It's easy to take an adopted "stance" when you put things down on paper, and it's amazing how many "street kids" boast their credibility via the pen in their right hand while they are clutching a bundle of free "review copy" albums in the left (and I'm not exactly blameless myself).
But there comes a time when you have to put up or shut up, so that's how I found myself queueing outside Tiffanys for over two hours in the hope of getting a Costello ticket "at the door." Yeah, it rained a bit and a few people queue-hopped, but what the hell, we British are made of sturdy stuff and total strangers shared a joke and a bottle of Martini until we eventually got in.

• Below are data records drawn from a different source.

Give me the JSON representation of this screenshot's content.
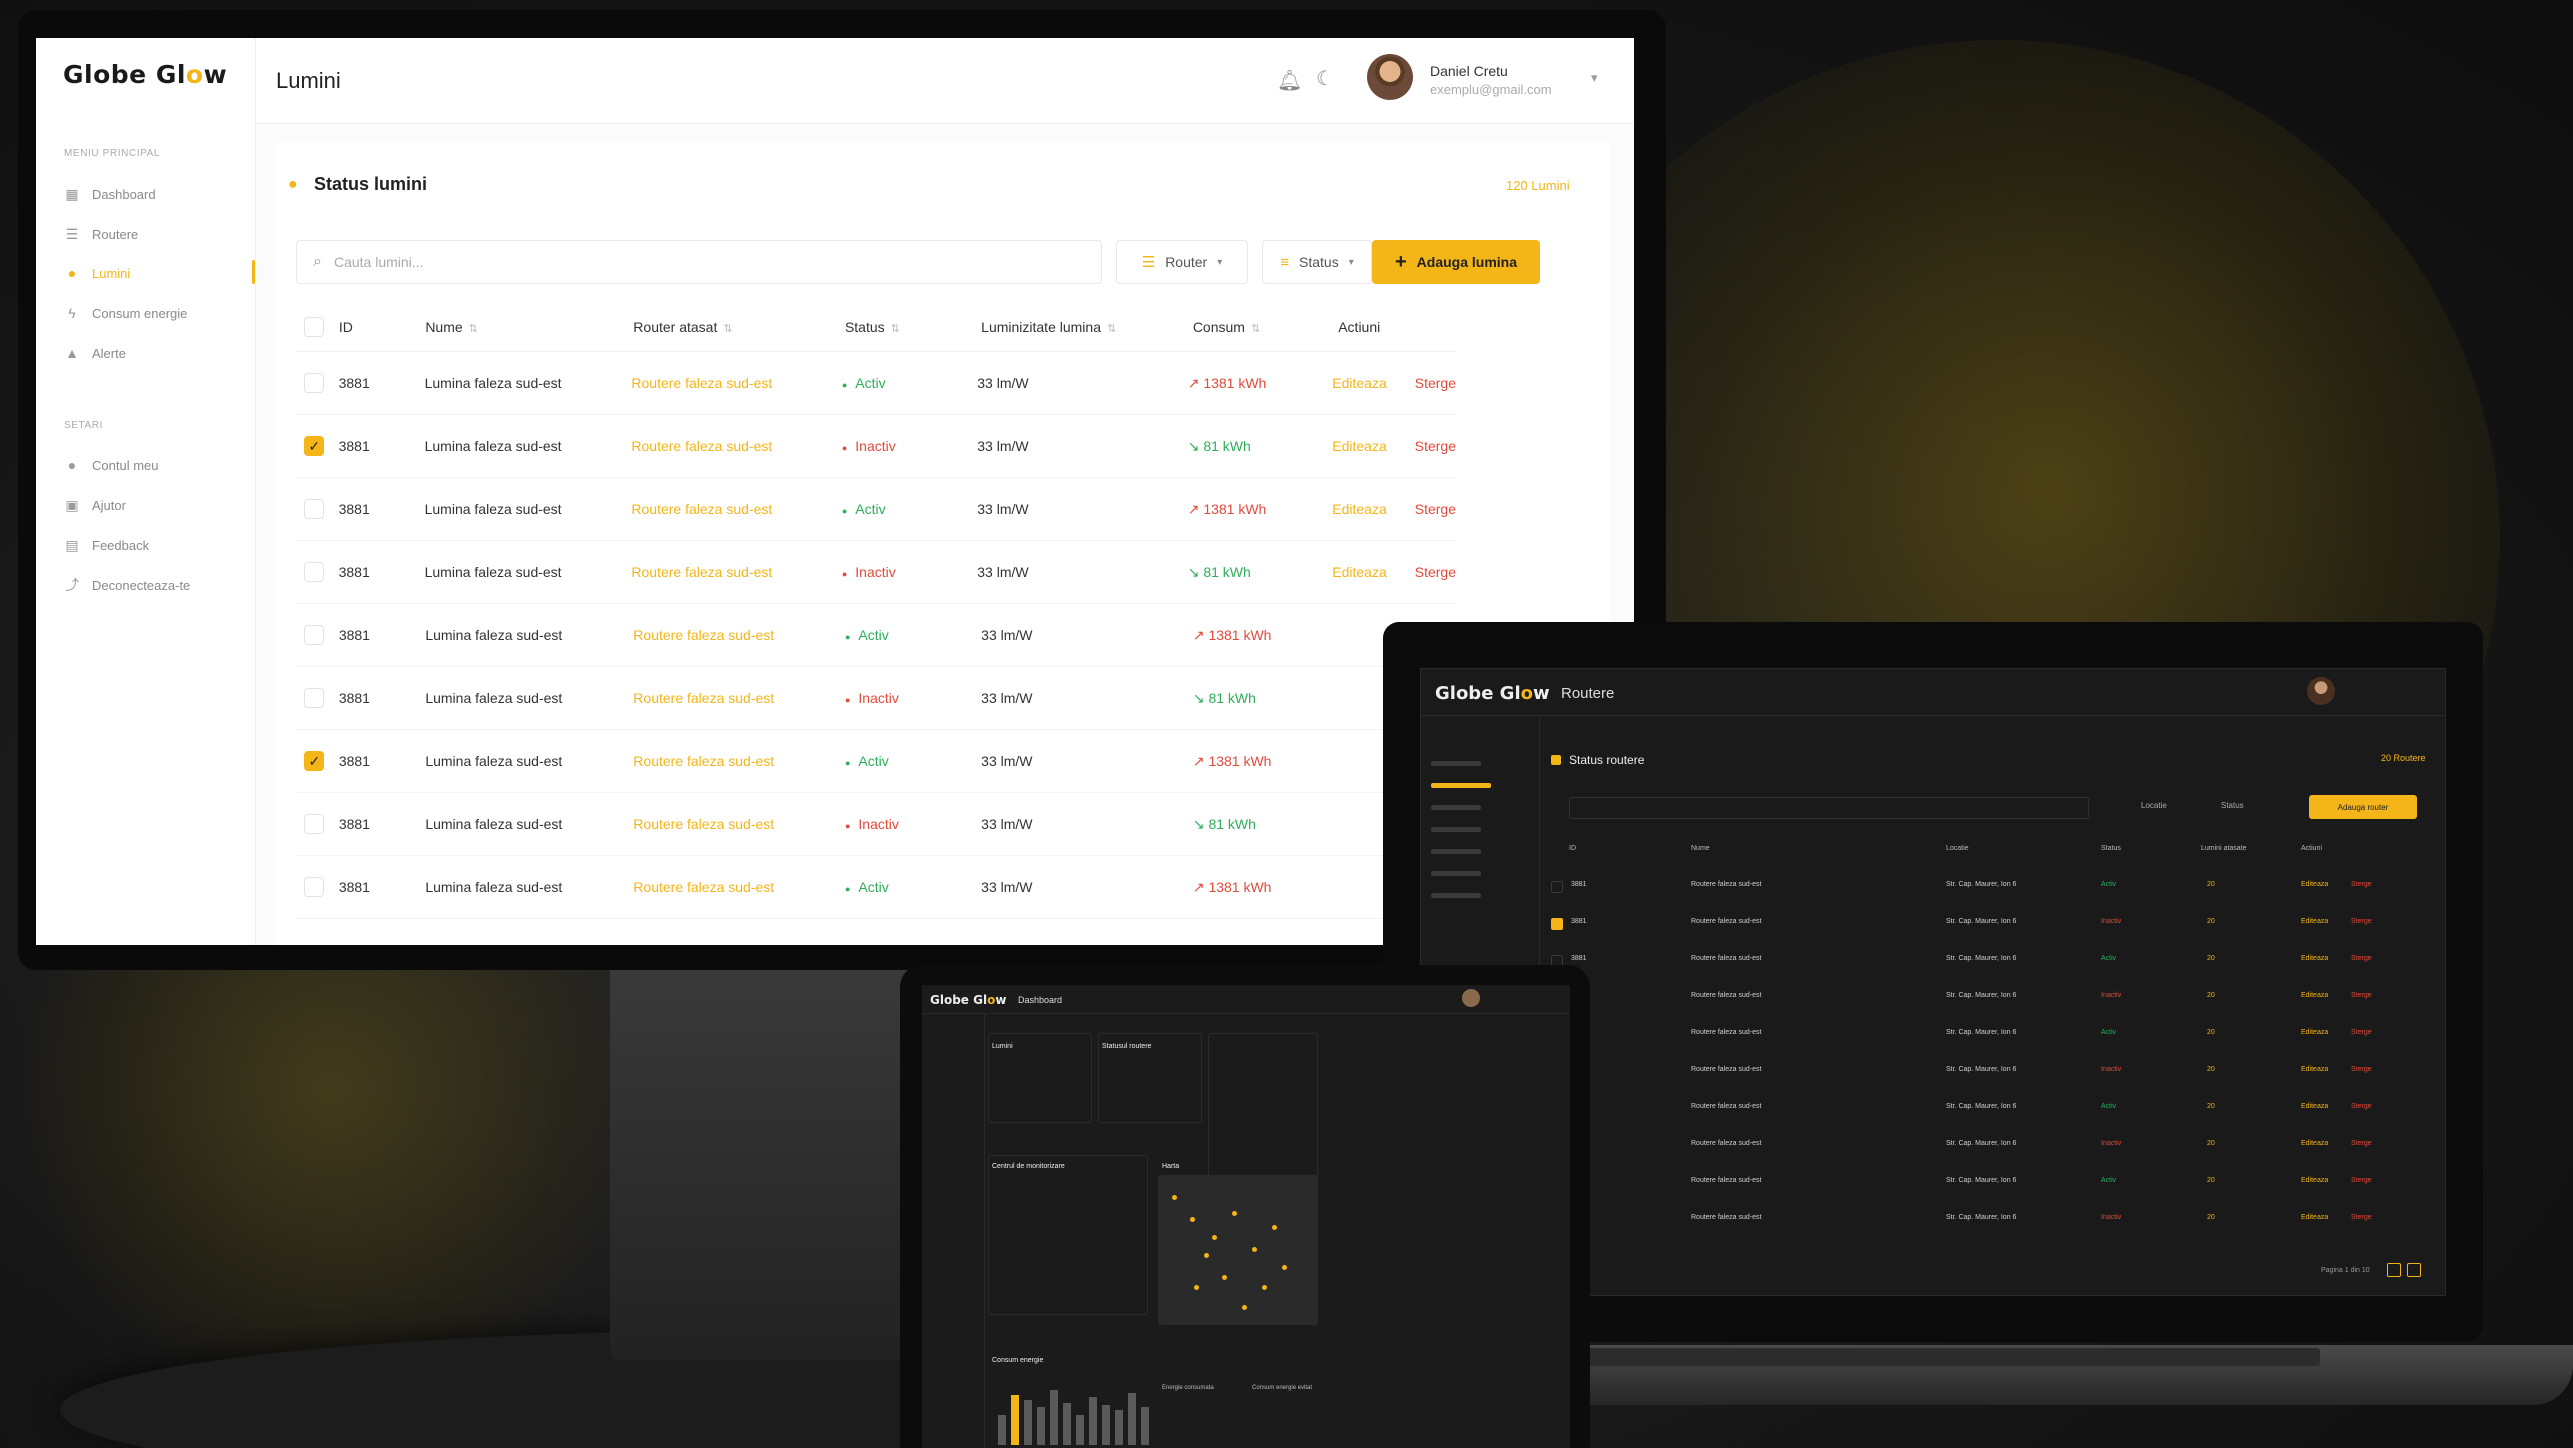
{
  "brand": {
    "name_part1": "Globe Gl",
    "name_o": "o",
    "name_part2": "w",
    "accent": "#f4b518"
  },
  "sidebar": {
    "section_main": "MENIU PRINCIPAL",
    "items": [
      {
        "label": "Dashboard",
        "icon": "grid-icon"
      },
      {
        "label": "Routere",
        "icon": "router-icon"
      },
      {
        "label": "Lumini",
        "icon": "pin-icon"
      },
      {
        "label": "Consum energie",
        "icon": "bolt-icon"
      },
      {
        "label": "Alerte",
        "icon": "warning-icon"
      }
    ],
    "section_settings": "SETARI",
    "settings_items": [
      {
        "label": "Contul meu",
        "icon": "user-icon"
      },
      {
        "label": "Ajutor",
        "icon": "help-icon"
      },
      {
        "label": "Feedback",
        "icon": "feedback-icon"
      },
      {
        "label": "Deconecteaza-te",
        "icon": "logout-icon"
      }
    ]
  },
  "header": {
    "title": "Lumini",
    "user_name": "Daniel Cretu",
    "user_email": "exemplu@gmail.com"
  },
  "card": {
    "title": "Status lumini",
    "count": "120 Lumini"
  },
  "search": {
    "placeholder": "Cauta lumini..."
  },
  "filters": {
    "router": "Router",
    "status": "Status",
    "add": "Adauga lumina"
  },
  "table": {
    "columns": [
      "ID",
      "Nume",
      "Router atasat",
      "Status",
      "Luminizitate lumina",
      "Consum",
      "Actiuni"
    ],
    "rows": [
      {
        "checked": false,
        "id": "3881",
        "name": "Lumina faleza sud-est",
        "router": "Routere faleza sud-est",
        "status": "Activ",
        "lum": "33 lm/W",
        "cons": "1381 kWh",
        "trend": "up",
        "edit": "Editeaza",
        "del": "Sterge"
      },
      {
        "checked": true,
        "id": "3881",
        "name": "Lumina faleza sud-est",
        "router": "Routere faleza sud-est",
        "status": "Inactiv",
        "lum": "33 lm/W",
        "cons": "81 kWh",
        "trend": "down",
        "edit": "Editeaza",
        "del": "Sterge"
      },
      {
        "checked": false,
        "id": "3881",
        "name": "Lumina faleza sud-est",
        "router": "Routere faleza sud-est",
        "status": "Activ",
        "lum": "33 lm/W",
        "cons": "1381 kWh",
        "trend": "up",
        "edit": "Editeaza",
        "del": "Sterge"
      },
      {
        "checked": false,
        "id": "3881",
        "name": "Lumina faleza sud-est",
        "router": "Routere faleza sud-est",
        "status": "Inactiv",
        "lum": "33 lm/W",
        "cons": "81 kWh",
        "trend": "down",
        "edit": "Editeaza",
        "del": "Sterge"
      },
      {
        "checked": false,
        "id": "3881",
        "name": "Lumina faleza sud-est",
        "router": "Routere faleza sud-est",
        "status": "Activ",
        "lum": "33 lm/W",
        "cons": "1381 kWh",
        "trend": "up",
        "edit": "",
        "del": ""
      },
      {
        "checked": false,
        "id": "3881",
        "name": "Lumina faleza sud-est",
        "router": "Routere faleza sud-est",
        "status": "Inactiv",
        "lum": "33 lm/W",
        "cons": "81 kWh",
        "trend": "down",
        "edit": "",
        "del": ""
      },
      {
        "checked": true,
        "id": "3881",
        "name": "Lumina faleza sud-est",
        "router": "Routere faleza sud-est",
        "status": "Activ",
        "lum": "33 lm/W",
        "cons": "1381 kWh",
        "trend": "up",
        "edit": "",
        "del": ""
      },
      {
        "checked": false,
        "id": "3881",
        "name": "Lumina faleza sud-est",
        "router": "Routere faleza sud-est",
        "status": "Inactiv",
        "lum": "33 lm/W",
        "cons": "81 kWh",
        "trend": "down",
        "edit": "",
        "del": ""
      },
      {
        "checked": false,
        "id": "3881",
        "name": "Lumina faleza sud-est",
        "router": "Routere faleza sud-est",
        "status": "Activ",
        "lum": "33 lm/W",
        "cons": "1381 kWh",
        "trend": "up",
        "edit": "",
        "del": ""
      }
    ]
  },
  "laptop": {
    "title": "Routere",
    "card_title": "Status routere",
    "count": "20 Routere",
    "filter_location": "Locatie",
    "filter_status": "Status",
    "add": "Adauga router",
    "columns": [
      "ID",
      "Nume",
      "Locatie",
      "Status",
      "Lumini atasate",
      "Actiuni"
    ],
    "rows": [
      {
        "checked": false,
        "status": "Activ"
      },
      {
        "checked": true,
        "status": "Inactiv"
      },
      {
        "checked": false,
        "status": "Activ"
      },
      {
        "checked": false,
        "status": "Inactiv"
      },
      {
        "checked": false,
        "status": "Activ"
      },
      {
        "checked": false,
        "status": "Inactiv"
      },
      {
        "checked": true,
        "status": "Activ"
      },
      {
        "checked": false,
        "status": "Inactiv"
      },
      {
        "checked": false,
        "status": "Activ"
      },
      {
        "checked": false,
        "status": "Inactiv"
      }
    ],
    "row_id": "3881",
    "row_name": "Routere faleza sud-est",
    "row_location": "Str. Cap. Maurer, Ion 6",
    "row_lights": "20",
    "row_edit": "Editeaza",
    "row_delete": "Sterge",
    "pagination": "Pagina 1 din 10"
  },
  "tablet": {
    "title": "Dashboard",
    "section_lights": "Lumini",
    "section_routers": "Statusul routere",
    "section_monitoring": "Centrul de monitorizare",
    "section_map": "Harta",
    "section_energy": "Consum energie",
    "energy_consumed": "Energie consumata",
    "energy_saved": "Consum energie evitat"
  }
}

Aah, but it was worth it — in the end. Organisation at Tiffanys could have been better (oh the queues!) and the DJ provided some light relief via some unintentional funnies. After telling us of all the goodies Regular Music (Hi Pete, Hi Barry) had lined up, at that time due to include one of my fave U.S. bands, Pere Ubu, he solemnly told us "And if you don't know anything about Pere Ubu, here's one of his best records," and played the brilliant "Final Solution." Oh well, can't win 'em all!
The support, the Mickey Jupp Band, came and went, playing some fine R'n'B-based toons, with the wunnerful Mick Grabhams on guitar, but ultimately their set concluded without much applause and no chance of an encore. Now you had to take up position for the main attraction — prop up against the bar, stay on the dance-floor or prepare to do battle stage front.
I elected to do the latter, which was pretty brave — pretty stupid too! Usually you can tell the type of fan from the "image" of the artist e.g. Status Quo attract long-haired denim-clad guys, while shy mousy students withdraw into their introverted worlds with Leonard Cohen and Melanie — but don't make that mistake with Costello, bro'. No, he may look like a four-eyed wimp, but don't mess with any of his fans, cos after enduring the crush at this gig, they can go through anything. As I said to the lovely lady next to me, "If I was to get this close to you outside, you'd shout "Rape" and call the cops!"
But I digress — it's the man and his music that matter. Forget the crush — sway with the rhythms. You want rockers, you got "Waiting For The End Of The World," "Pump It Up" and "Lipstick Vogue." You want ballads (but bitter-sweet, baby), there's "Little Triggers" and everyone's favourite oldie, "Alison."
At last year's gig at Tiffanys, Elvis had been like a tight coiled spring, ready to snap back at you at any moment, but This Year's Model is smoother, less tense. He shows real confidence in his Attractions, allowing them to carry the music as he lets his Fender dangle, contemplating... considering..; it's his move and you just know who's in control.
He brings the songs up to boiling point,then he lets us all simmer for a while. The extended version of "Watching The Detectives" was just amazing... watching... watching... watching, with Steve Naive on keyboards throwing in some superb little riffs — that beautiful ripple that follows the line "visible shivers running down my spine" has to be one of the greatest moments in rock 'n' roll — as Elvis sings the title over and over again.
The way he handled the crowd with "I'm Not Angry" was no less impressive,either. Edinburgh audiences are notoriously cool in their receptions, but the throaty cries of the title hook cued by the man himself, proved that here was someone possessing a rather special magic. He ain't no Stiff, that's for sure and those guys The Attractions, really live up to their name. I've already mentioned the organist, but Bruce Thomas' fluid inventive bass playing showed exactly what can be done on four strings,and Pete Thomas (no relation) on drums never missed a beat all night.
If I say my only complaint was that they didn't play either "Less Than Zero" or the incredible "Night Rally," can you appreciate what I'm trying to say?